MAHLER 2010 - Die Sinfonien - Herbert von Karajan

  • Karajan war genuin kein Mahler-Dirigent, und doch hat er die 4., 5., 6. und 9. Symphonie sowie "Das Lied von der Erde" in den 70ern und frühen 80ern eingespielt (selbst Klemperer nahm ja nicht alle Symphonien auf, von daher darf HvK m. E. hier mit Fug und Recht behandelt werden, ja muß vielmehr). Gerade die Live-Neunte von 1982 genießt bei einigen Mahlerianern einen Referenzstatus, doch auch die 5. (das Adagietto insbesondere) und die 6. haben ihre Meriten. Das LvdE fand ich ebenfalls sehr gelungen. Einzig seine Aufnahme der 4. kenne ich bis dato nicht.

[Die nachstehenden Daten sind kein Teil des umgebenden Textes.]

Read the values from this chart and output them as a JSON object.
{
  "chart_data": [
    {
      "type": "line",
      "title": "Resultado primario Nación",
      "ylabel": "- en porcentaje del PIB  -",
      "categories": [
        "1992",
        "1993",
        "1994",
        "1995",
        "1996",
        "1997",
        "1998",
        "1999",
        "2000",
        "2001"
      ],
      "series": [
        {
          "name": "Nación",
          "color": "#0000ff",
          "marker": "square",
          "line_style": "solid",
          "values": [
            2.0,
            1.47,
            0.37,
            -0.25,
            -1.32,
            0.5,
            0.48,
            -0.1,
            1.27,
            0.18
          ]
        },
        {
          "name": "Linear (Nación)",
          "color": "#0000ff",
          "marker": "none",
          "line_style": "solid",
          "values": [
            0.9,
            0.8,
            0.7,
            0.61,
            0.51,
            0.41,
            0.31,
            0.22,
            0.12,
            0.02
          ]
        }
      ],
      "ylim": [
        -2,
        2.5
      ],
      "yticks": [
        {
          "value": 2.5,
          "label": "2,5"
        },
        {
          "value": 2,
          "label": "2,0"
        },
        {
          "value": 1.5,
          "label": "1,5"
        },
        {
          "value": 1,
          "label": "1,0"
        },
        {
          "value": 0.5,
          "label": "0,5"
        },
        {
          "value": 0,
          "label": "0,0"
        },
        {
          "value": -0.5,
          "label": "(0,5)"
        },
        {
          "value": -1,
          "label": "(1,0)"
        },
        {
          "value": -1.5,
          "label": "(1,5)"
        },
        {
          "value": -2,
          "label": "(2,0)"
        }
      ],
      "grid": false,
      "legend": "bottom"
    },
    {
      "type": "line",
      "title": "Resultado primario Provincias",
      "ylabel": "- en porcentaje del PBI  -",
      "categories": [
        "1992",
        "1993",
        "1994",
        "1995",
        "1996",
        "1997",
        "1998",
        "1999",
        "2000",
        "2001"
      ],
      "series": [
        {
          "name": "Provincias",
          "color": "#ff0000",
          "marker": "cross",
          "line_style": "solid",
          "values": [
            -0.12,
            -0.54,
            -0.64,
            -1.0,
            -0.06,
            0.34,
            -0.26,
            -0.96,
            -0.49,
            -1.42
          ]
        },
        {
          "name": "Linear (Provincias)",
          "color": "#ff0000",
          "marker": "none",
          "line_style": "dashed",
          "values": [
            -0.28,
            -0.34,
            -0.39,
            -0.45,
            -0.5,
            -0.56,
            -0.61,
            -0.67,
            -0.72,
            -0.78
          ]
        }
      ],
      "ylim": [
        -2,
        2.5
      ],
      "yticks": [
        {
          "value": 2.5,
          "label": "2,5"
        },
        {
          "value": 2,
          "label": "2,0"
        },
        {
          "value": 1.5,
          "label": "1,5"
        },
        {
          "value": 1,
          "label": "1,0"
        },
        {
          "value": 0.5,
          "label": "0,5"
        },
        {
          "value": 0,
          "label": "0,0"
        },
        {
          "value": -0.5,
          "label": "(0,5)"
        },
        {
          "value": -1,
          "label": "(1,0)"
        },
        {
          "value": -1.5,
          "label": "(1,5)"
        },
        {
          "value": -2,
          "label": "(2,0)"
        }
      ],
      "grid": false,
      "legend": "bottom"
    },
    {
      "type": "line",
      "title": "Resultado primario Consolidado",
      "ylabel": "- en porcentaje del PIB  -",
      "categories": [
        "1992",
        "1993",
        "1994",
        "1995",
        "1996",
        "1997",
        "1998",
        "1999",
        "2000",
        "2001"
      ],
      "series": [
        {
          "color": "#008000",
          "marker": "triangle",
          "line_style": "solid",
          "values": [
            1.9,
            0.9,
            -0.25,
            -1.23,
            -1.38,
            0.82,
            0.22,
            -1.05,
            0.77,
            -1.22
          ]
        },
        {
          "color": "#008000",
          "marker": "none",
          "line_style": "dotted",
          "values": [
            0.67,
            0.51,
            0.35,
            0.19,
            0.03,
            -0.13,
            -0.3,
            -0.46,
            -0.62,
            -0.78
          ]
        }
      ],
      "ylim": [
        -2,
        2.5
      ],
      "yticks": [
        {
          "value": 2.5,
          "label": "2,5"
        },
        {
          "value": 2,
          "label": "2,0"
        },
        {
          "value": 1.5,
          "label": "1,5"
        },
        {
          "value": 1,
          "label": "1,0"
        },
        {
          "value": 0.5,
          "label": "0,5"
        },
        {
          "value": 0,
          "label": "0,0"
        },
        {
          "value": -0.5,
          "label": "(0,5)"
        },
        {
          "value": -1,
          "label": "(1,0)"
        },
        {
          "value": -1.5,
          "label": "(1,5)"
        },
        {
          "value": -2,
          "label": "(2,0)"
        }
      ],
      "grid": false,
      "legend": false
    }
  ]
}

    »Und besser ist's: verdienen und nicht haben,

    Als zu besitzen unverdiente Gaben.«

    – Luís de Camões

  • Hallo,
    im Gegensatz zu Klemp, der bekanntlich bereits mit knapp 25 Jahren Assistent bei Mahler war und der zeitlebens eine Kopie einer handschriftlichen Empfehlung Mahlers mit sich führte, begann HvK erst im "hohen" Alter sich mit Mahler auch im Konzert zu befassen.


    In den 70iger, also mit etwas mehr als 60 Jahren fing er an.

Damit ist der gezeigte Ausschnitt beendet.